In verses 23-29, Ezekiel tells us why. The people are being punished for committing social injustice. This time Ezekiel describes the evil injustice perpetrated by the various leaders of the city. After comparing the people to a land that has been dried up in a drought in verses 23-24, he says in verse 25, that the princes have conspired to treat people horribly. They stole treasures, impoverishing the people. They kill people, leaving widows helpless. The princes who are supposed to lead the people in righteousness are themselves unrighteous, and it has affected the citizens deeply.
In verse 26 God focuses now on the priests, who are unholy, and who teach the people false theology and unbiblical lies. The priests ignore it when people are not following God’s ways, such as the Sabbath. Think about that. The priests are supposed to pointing people to God, to live God’s ways, but the priests themselves are not living examples. Worse, the priests are not intervening when the people abandon God.
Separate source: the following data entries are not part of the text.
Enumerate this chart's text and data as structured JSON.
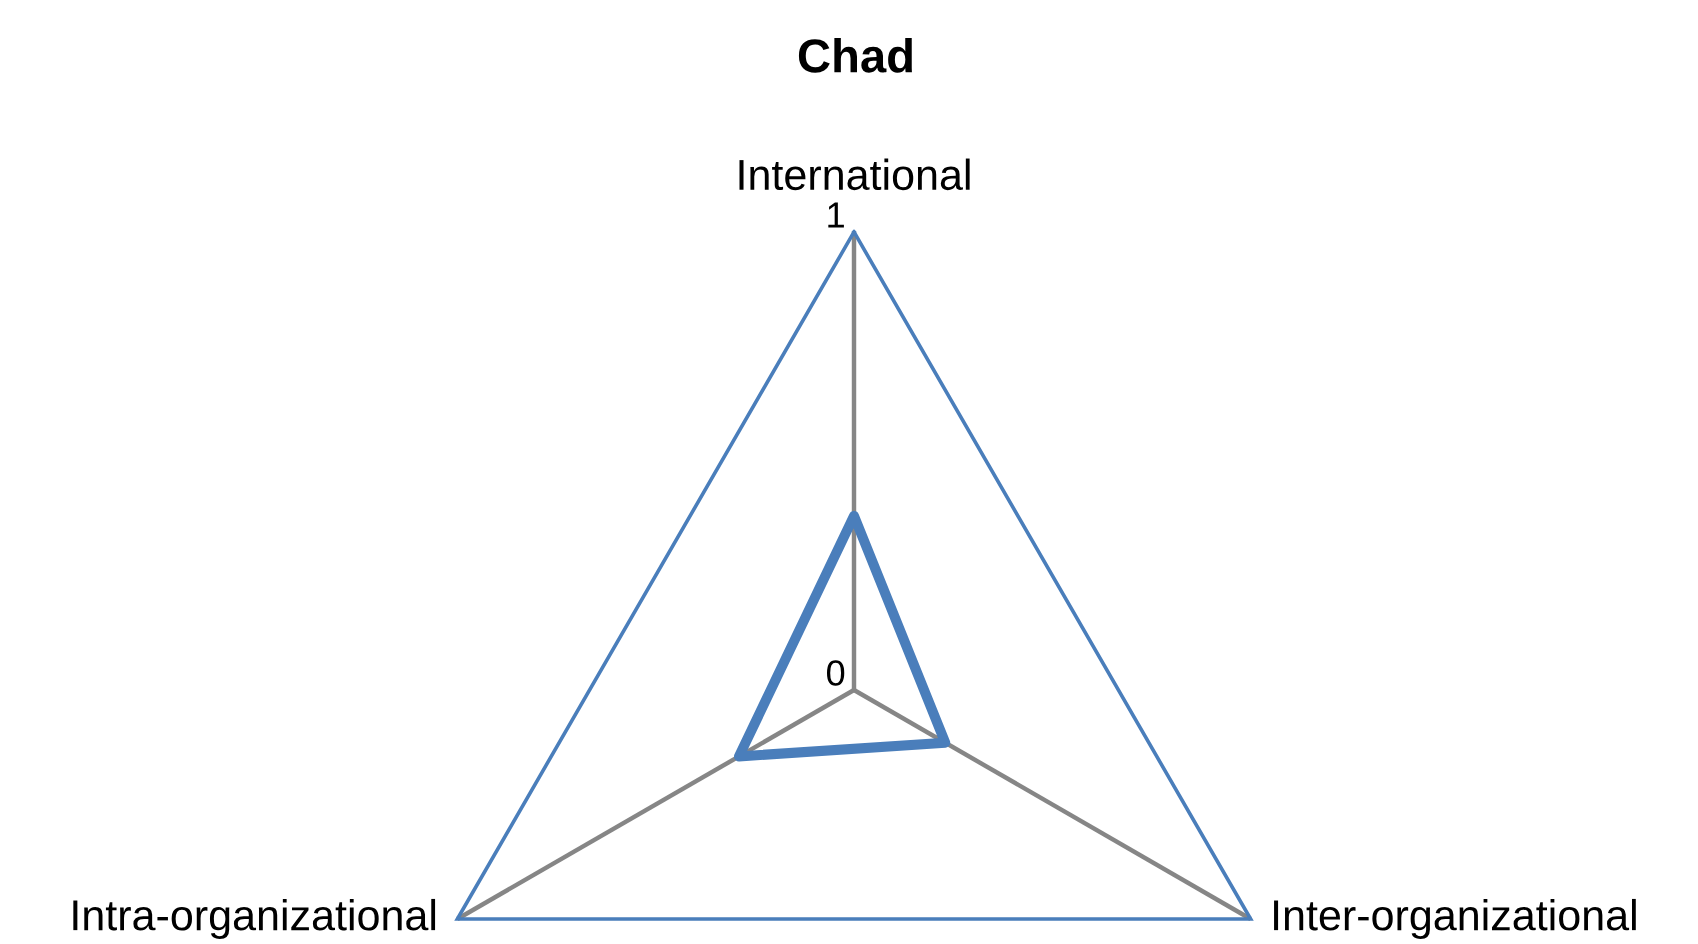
{
  "chart_data": {
    "type": "radar",
    "title": "Chad",
    "categories": [
      "International",
      "Inter-organizational",
      "Intra-organizational"
    ],
    "series": [
      {
        "color": "#4a7ebb",
        "values": [
          0.38,
          0.23,
          0.29
        ]
      }
    ],
    "ylim": [
      0,
      1
    ],
    "yticks": [
      0,
      1
    ],
    "grid": true,
    "marker": "none",
    "line_style": "solid"
  }
}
In verse 27, God now talks to another category of leaders, the officials. They, too, are murderous, profiting off their crime. They are like mob bosses, getting rich and killing people in the process.
In verse 28, God addresses the prophets who prophesy lies that make it seem like the people are fine, though injustice surrounds them.
In verse 29, God now focuses on everyone. Notice the many kinds of social injustice they commit: extortion, robbery, oppression of the poor and needy, mistreatment of the alien/foreigner, denying them justice.
God concludes in verses 30-31 that he looked for one righteous person to deal with this. Just one! One person who would restore the city, one person who would follow God’s way, so he would not allow the invading Babylonians to destroy the city.
But God found no one. Not even one. Imagine that. Not a single person with a sliver of a heart to do what is right. That’s how deeply the people of Jerusalem had fallen in wickedness in both their worship and their treatment of others. People from all levels of society, God says, were committing injustice and wickedness. From the king, to the priests, to the officials, to the prophets. All the leaders were corrupt and unjust. All the people. It was so, so bad.
In verse 31, then, God says, there is no stopping his wrath, and he specifically says that this was their own doing. They chose this. It’s not like they were unlucky, or that this was random, or that they were really good people who were just mistreated. Not even close. They persistently chose to turn away from God and turn toward evil, committing injustice and allowing injustice to go unchecked.
When injustice reigns in a society, it breaks God’s heart. But injustice doesn’t have to be at that level of wickedness to break God’s heart. Any injustice breaks God’s heart. Will you be the one person who follows God’s heart, making choices to live in such a way that you pursue justice?